# new show "king of dirt"



## banshee67 (Apr 28, 2011)

so has anyone caught this new show on the DIY network?
King Of Dirt
its about 2 brothers who own a landscaping company in NJ

every episode, the one brother makes it a mission to completely hack the #### out of one of the homeowners nicest trees

one episode his little husky wouldnt start, so he couldnt hack up the big old maple he had planned on trimming., so whats he do? he grabs his sawzall with an extra long blade. he starts trimming 12"+ limbs off this maple with it. no undercut, bark peeling everywhere. just hacking the hell out of this thing, good stuff

last episode i saw they are taking down a small pine in someones back yard..they ditched the husky and bought themselves a small stihl
his younger brother (the chainsaw expert ) instructs him how to "cut a V out first" .. he then follows through with the bob villa technique of putting the back cut about 2 feet above the "V".. his brother yells at him.. he moves his cut down about 3" and continues... 
then after its on the ground,the same guy (gino) that didnt even know to notch it on the front first, he goes on to explain exactly how to fell trees, and the purpose of the skilled cuts he was making like he just got done cutting a 200ft spruce

other than hacking the hell out of nice trees with sawzalls and chainsaws, his favorite past time is running over beautiful ornamental cherries and japanese maples with his skid steer
one episode the homeowner is pleading with him to leave the nice wheeping cherry alone, they love it, whats he do? runs it over with his skid steer.. fails as usual, as the machine is way too small , gets a backhoe and digs it out.. only to replant another one about 2 feet away from where that one was.. 

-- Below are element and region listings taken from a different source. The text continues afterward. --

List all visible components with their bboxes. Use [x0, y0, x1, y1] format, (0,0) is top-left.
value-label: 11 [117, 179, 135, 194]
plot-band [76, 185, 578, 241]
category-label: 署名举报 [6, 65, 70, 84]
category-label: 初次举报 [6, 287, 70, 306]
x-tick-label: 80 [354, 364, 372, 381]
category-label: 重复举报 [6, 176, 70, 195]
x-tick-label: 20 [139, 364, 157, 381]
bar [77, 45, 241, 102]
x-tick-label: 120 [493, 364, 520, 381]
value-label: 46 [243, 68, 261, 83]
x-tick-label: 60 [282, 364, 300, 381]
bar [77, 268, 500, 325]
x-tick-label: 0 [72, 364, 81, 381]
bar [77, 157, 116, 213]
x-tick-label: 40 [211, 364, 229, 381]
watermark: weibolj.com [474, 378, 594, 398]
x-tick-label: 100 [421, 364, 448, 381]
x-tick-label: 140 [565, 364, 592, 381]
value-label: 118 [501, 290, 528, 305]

one episode he actually "saved" a beautiful japanese maple, he even hired a certified arborist to help with the transplant, it wasnt very large, and he said it cost them $2000 to transplant it!? they dug it up with shovels by hand, and moved it to the back yard..

you guys really gotta check it out.. good entertainment for sure


----------



## w8ye (Apr 28, 2011)

Comes on 11:30 PM and 2:30 Am Eastern time tonight


----------



## LumberjkChamp (Apr 28, 2011)

Can I watch online episodes? I don't have cable or dish. This show sounds even better than Ax Men (better, meaning it sounds worse). 

I like how you referenced the Bob Villa felling technique. Classic stuff. What a hack.


----------



## w8ye (Apr 29, 2011)

I didn't see any on line stuff?

The King of Dirt : Gino Panaro : DIY Network


----------